The Wedding March

"Commissioning a live score from Gary Lucas to accompany Erich von Stroheim's 'The Wedding March' was something of a bet, as it marked a move from his beloved fantastic cinema into melodrama territory. But it being Stroheim, the melodrama had to be weird. Gary's guitar-playing is bold and precise—a perfect match for the director's temperament, and his inspirations beautifully echo the mood of this sardonic film streaked with irreconcilable sentiments. Viennese but with an attitude!"
—Frederic Bonnaud, Directeur general de la Cinematheque francaise

On March 1st 2019, GARY LUCAS performed the world premiere of his new live solo score for Erich Von Stroheim's sardonic silent 1928 masterpiece "The Wedding March" at La Cinematheque francaise in Paris.

Commissioned by the the Cinematheque, this was the second time Gary performed one of his live scores in the Henri Langlois Theatre, which was packed for his performance.

The film, written and directed by Hollywood maverick Von Stroheim and set in 1914 Vienna, concerns the romantic exploits of Prince Nikki, the scion of a once-noble family in decline. A dashing commander of a cavalry regiment and a heart-breaking rake, his tragic love affair with the virtuous Mitzi, played by a luminous Fay Wray, is delineated in delirious fashion.

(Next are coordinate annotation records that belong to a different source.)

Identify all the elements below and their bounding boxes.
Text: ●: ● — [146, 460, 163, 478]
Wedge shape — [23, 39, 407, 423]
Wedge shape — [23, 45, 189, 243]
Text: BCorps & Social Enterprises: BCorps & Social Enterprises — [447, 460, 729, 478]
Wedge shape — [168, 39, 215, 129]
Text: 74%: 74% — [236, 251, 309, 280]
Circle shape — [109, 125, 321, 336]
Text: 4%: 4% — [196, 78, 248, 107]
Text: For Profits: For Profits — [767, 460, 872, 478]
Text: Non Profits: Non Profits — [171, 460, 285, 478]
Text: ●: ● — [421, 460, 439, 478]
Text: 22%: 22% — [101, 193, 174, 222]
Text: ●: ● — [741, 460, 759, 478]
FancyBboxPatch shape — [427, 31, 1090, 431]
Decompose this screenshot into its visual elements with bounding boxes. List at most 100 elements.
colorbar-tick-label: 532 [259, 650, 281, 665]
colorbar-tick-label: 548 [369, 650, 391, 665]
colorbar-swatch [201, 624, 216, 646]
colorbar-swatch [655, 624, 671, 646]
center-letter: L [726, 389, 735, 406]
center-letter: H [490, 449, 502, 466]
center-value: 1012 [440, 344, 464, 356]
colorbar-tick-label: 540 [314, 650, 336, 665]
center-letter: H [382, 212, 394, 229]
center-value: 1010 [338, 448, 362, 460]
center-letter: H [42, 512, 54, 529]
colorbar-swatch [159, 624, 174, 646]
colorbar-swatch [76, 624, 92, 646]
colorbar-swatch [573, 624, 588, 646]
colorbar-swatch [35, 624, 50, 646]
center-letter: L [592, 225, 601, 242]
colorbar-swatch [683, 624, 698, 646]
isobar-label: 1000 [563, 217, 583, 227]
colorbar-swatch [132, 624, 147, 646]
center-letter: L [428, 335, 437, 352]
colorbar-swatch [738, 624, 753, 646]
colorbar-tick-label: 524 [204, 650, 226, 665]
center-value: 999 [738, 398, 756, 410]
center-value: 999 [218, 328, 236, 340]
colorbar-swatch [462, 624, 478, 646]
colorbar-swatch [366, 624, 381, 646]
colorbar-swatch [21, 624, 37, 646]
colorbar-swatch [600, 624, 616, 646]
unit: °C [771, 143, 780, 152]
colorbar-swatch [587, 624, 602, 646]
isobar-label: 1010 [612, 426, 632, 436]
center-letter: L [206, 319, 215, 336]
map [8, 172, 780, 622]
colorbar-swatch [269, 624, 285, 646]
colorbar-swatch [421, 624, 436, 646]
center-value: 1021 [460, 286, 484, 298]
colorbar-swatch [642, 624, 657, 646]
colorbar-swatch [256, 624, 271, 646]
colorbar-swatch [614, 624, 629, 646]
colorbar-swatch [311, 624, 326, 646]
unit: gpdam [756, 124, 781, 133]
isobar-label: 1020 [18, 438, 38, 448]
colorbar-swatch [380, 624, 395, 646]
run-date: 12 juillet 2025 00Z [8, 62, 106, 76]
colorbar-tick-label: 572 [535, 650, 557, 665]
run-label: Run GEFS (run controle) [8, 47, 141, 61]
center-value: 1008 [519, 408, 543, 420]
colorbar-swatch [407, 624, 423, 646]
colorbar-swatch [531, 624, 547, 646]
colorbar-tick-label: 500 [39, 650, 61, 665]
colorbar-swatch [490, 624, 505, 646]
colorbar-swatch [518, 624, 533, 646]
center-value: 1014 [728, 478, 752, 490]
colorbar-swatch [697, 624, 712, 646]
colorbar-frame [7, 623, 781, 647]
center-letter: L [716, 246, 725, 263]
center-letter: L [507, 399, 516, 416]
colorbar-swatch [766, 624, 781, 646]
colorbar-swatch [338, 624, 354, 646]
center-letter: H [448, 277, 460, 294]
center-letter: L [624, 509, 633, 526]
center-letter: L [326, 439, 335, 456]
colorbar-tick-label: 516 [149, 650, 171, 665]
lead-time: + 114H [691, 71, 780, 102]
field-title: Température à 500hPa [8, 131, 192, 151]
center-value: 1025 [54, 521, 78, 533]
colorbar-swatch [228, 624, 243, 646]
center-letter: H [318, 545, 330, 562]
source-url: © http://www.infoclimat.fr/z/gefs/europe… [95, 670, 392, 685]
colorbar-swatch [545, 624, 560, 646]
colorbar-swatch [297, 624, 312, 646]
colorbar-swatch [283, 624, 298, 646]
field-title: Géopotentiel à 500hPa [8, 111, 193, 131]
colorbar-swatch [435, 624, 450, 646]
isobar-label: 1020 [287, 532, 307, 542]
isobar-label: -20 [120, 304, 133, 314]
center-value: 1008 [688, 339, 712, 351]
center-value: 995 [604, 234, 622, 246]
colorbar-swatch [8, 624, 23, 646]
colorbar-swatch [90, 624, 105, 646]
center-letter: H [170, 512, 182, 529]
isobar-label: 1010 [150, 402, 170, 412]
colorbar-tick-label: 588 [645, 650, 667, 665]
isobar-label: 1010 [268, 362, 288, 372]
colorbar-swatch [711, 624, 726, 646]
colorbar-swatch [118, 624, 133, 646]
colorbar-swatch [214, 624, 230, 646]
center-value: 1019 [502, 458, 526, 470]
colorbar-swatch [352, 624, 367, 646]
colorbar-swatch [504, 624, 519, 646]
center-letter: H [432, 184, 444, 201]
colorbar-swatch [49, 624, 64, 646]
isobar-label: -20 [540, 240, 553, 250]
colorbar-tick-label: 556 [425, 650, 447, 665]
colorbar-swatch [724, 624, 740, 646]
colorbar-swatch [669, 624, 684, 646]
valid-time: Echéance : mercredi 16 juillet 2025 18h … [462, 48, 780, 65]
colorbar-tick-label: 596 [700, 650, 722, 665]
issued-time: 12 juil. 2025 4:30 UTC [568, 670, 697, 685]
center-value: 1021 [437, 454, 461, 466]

The film pushes the boundaries stylistically and emotionally in typically over-the-top Von Stroheim fashion with many lavish baroque set-pieces (including a color sequence of the cavalry on parade, an immense and expensive recreation of Vienna's St. Stephen's Cathedral, and the construction of an entire apple orchard with actual apple blossoms tied to and then released from the trees to produce a cascading effect), and several black humorist touches (including a wild party in a house of ill repute patronized by both Prince Nikki and his father, and several references to a near-incestuous love affair between Nikki and his scheming mother).

Also starring Zasu Pitts, the film originally came in at just over 4 hours before being severely edited and split into two films, and was a failure at the box office upon release. But the film has grown in stature over the years with both critics and audiences' alike and is now regarded as one of Von Stroheim's best. Gary's score incorporates Viennese waltzes, Wagnerian leitmotivs, driving rhythms and forceful expressionist touches to breathe new life into this sardonic, hard-nosed classic from the Golden Age of Silent Film, which Von Stroheim dedicated to "True Lovers Everywhere".